「『勝ちいくさとは絶対に自己の敗北を認めぬ戦いをいう』とする、この当時の陸軍大学校長フォッシュを熱烈に支持したのが、陸軍総司令部第三局軍事作戦課のグランメゾン大佐であった。」
「この新流派はグランメゾン大佐を予言者と仰ぎ、1912年に参謀総長に任ぜられたジョッフル将軍を、推進役とみなした。将軍の権威を笠に着て、無制限攻撃を主張する連中がフランス軍機構を牛耳り、伝統ある原則を反古にし、 あの悪名高い『第17計画』を立案したのである。
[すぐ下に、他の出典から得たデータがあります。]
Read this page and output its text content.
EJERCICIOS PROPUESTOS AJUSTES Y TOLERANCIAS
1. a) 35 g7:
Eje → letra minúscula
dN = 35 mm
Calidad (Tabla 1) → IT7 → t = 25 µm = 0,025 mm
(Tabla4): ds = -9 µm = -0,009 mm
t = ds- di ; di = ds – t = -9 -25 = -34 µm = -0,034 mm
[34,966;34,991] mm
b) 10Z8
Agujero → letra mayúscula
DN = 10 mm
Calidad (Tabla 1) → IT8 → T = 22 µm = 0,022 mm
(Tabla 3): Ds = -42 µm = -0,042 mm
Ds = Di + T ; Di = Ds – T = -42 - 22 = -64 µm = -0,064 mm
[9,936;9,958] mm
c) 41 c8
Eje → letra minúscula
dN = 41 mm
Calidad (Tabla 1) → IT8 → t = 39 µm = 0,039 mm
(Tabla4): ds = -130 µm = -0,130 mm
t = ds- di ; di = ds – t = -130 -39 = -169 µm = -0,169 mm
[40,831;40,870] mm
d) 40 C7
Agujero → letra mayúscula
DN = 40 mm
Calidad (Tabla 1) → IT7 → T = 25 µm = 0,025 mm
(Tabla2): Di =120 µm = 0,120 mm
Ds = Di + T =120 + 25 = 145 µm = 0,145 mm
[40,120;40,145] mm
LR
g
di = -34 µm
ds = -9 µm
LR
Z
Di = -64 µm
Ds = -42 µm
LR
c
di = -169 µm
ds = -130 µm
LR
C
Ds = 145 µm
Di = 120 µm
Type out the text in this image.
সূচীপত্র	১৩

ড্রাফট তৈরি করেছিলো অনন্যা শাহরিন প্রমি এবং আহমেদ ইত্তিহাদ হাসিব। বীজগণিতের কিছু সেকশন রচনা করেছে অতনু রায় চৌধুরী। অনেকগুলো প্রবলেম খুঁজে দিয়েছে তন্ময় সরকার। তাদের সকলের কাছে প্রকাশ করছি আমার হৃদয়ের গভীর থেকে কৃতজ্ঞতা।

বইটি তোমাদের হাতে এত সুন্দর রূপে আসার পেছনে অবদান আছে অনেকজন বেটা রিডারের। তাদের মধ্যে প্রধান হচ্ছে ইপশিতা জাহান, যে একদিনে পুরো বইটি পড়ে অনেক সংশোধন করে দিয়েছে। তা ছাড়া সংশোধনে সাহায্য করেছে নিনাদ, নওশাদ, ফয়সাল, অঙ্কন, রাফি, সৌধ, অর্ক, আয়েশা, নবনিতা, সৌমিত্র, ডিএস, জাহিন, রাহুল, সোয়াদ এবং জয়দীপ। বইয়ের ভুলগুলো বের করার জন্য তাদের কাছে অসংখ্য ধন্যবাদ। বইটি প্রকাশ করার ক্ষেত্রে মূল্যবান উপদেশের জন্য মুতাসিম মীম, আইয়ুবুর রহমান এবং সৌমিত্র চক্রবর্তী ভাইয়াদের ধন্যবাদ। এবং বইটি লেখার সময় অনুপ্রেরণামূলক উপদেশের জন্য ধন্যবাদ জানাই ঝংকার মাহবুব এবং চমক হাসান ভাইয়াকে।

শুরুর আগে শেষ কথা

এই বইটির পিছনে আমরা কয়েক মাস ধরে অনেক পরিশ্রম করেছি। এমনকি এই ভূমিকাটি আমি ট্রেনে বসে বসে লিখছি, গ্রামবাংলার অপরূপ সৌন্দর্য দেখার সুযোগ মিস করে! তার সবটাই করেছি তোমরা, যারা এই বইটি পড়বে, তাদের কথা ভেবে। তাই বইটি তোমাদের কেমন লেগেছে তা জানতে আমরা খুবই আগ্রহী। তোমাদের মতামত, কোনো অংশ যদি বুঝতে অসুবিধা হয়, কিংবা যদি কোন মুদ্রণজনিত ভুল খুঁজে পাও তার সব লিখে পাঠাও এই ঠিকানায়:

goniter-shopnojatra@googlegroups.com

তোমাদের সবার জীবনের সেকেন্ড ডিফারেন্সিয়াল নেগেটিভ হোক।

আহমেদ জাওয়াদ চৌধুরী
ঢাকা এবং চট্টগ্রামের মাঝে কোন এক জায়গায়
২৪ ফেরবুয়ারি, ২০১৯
同計画は歴史的経験も、また常識も無視したうえで、兵力と場所との二重の計算違いを犯して立案されたものだった。」
「(中略)かりにこれほどのひどい誤謬を犯していなかったとしても、この『第17計画』は是認されず、むしろ根本的な誤りが露呈されたはずである。国境要塞地帯に立てこもっているドイツ軍主力に対して、劣勢の兵力をもって正面攻撃を仕掛けるような作戦、しかもその攻撃たるや、本来の伝統的な方法の利点のすべてを無視するようなこの作戦に対して、これまでの歴史はひとかけらの正当性も認めていないからである。」